I tucked the packet in the waistband of my pants and walked out of the city as fast as I was able. It felt as if every hoodlum was watching me, ready to shove me down. Thankfully, I made it home safely. I put most of the bills in the coffee can my grandmother had kept buried underneath our pallet, and then I took Junior to the market and told him to choose anything he wanted. We ate three tortas each. We filled our arms with mangoes, oranges, and cold glass bottles of Fanta.
For two Wednesdays, I did not go to the Call Shop. I had begged my mother to come, and she had sent money instead. I myself went to Maria Auxiliadora Church and helped organize a funeral that my mother did not attend, paying for my grandmother to be buried next to my grandfather and covering her grave with plastic flowers, the kind that never wilt and never die.
6
Alice
PRINCIPAL MARKSON CALLED on Thursday and asked if I could come into her office for a meeting. “Alice, I have a proposal,” she said. I wasn’t sure what this meant, and the last thing I wanted was a teaching job, but I agreed to stop by. When I’d served the last quarter pound of meat, I flipped the sign and left Benji in charge of cleanup.

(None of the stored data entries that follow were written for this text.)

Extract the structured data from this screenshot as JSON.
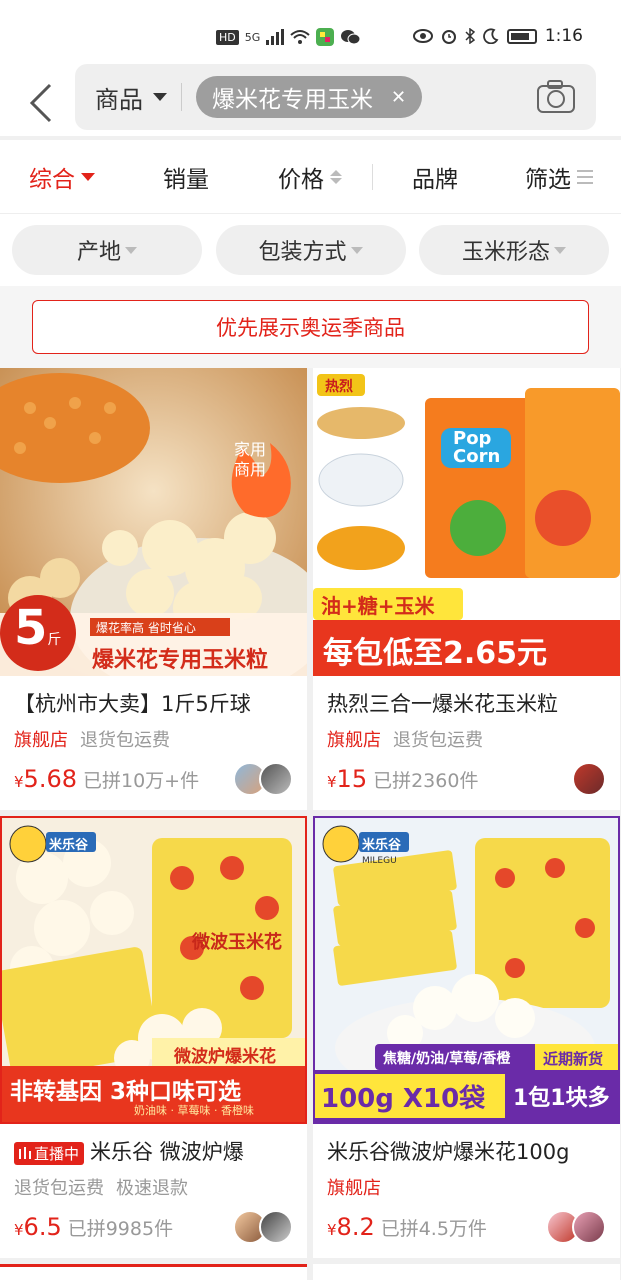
{
  "status": {
    "hd": "HD",
    "net": "5G",
    "time": "1:16"
  },
  "search": {
    "scope": "商品",
    "query": "爆米花专用玉米"
  },
  "sort": {
    "items": [
      "综合",
      "销量",
      "价格",
      "品牌",
      "筛选"
    ]
  },
  "filters": [
    "产地",
    "包装方式",
    "玉米形态"
  ],
  "olympic": "优先展示奥运季商品",
  "products": [
    {
      "title": "【杭州市大卖】1斤5斤球",
      "tags": [
        "旗舰店",
        "退货包运费"
      ],
      "currency": "¥",
      "price": "5.68",
      "sold": "已拼10万+件",
      "img": {
        "badge_top": "家用",
        "badge_bottom": "商用",
        "weight_num": "5",
        "weight_unit": "斤",
        "banner_small": "爆花率高 省时省心",
        "banner_big": "爆米花专用玉米粒"
      }
    },
    {
      "title": "热烈三合一爆米花玉米粒",
      "tags": [
        "旗舰店",
        "退货包运费"
      ],
      "currency": "¥",
      "price": "15",
      "sold": "已拼2360件",
      "img": {
        "brand": "热烈",
        "tag": "油+糖+玉米",
        "banner": "每包低至2.65元",
        "pack1": "Pop",
        "pack2": "Corn"
      }
    },
    {
      "title": "米乐谷 微波炉爆",
      "live": "直播中",
      "tags": [
        "退货包运费",
        "极速退款"
      ],
      "currency": "¥",
      "price": "6.5",
      "sold": "已拼9985件",
      "img": {
        "brand": "米乐谷",
        "tag": "微波炉爆米花",
        "banner": "非转基因 3种口味可选",
        "flavors": "奶油味 · 草莓味 · 香橙味",
        "bag": "微波玉米花"
      }
    },
    {
      "title": "米乐谷微波炉爆米花100g",
      "tags": [
        "旗舰店"
      ],
      "currency": "¥",
      "price": "8.2",
      "sold": "已拼4.5万件",
      "img": {
        "brand": "米乐谷",
        "sub": "MILEGU",
        "corner": "近期新货",
        "flavors": "焦糖/奶油/草莓/香橙",
        "banner_left": "100g X10袋",
        "banner_right": "1包1块多"
      }
    }
  ],
  "colors": {
    "accent": "#e2231a",
    "chip": "#9e9e9e"
  }
}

Feeling satisfied after a hard day’s work, I walked into the blinding sunlight and turned left on East 11th, toward Chávez Memorial High School.
As hip as it had become, the Eastside was still a rough neighborhood, though that hadn’t hurt Conroe’s any. But it was one thing to drive to a dodgy part of town for brisket and another to spend your childhood in these streets. As I walked the three blocks to Principal Markson’s school, I noticed yards containing broken toys and cars on cement blocks. In an alley, a group of young men huddled together, glancing up at me with cold eyes. A block later, a small boy with a fat face waved from behind the iron bars that covered his front window. I waved back.
Chávez Memorial was a faded brick building that could have housed a prison or a hospital. The parking lot was filled with late-model cars, some with metal panels that didn’t match. One Honda had a blue body and two tan doors; its bumper sticker read, “Proud to Be a Johnson High School Sophomore!”
Through wire fencing, I could see a dusty track and a set of bleachers on which a motley crew of boys sat and smoked cigarettes. A clump of girls stood underneath an oak tree, gesticulating wildly. Teenagers—their deep emotions, their unpredictability, the possibility that they could be armed—made me uneasy.
A large rectangle had been freshly painted on the front of the building to announce, “Chávez Memorial High School at the Johnson High School Campus.” In front of the school, a six-foot marble block was ringed by stone benches that looked as if they’d been stolen from a graveyard.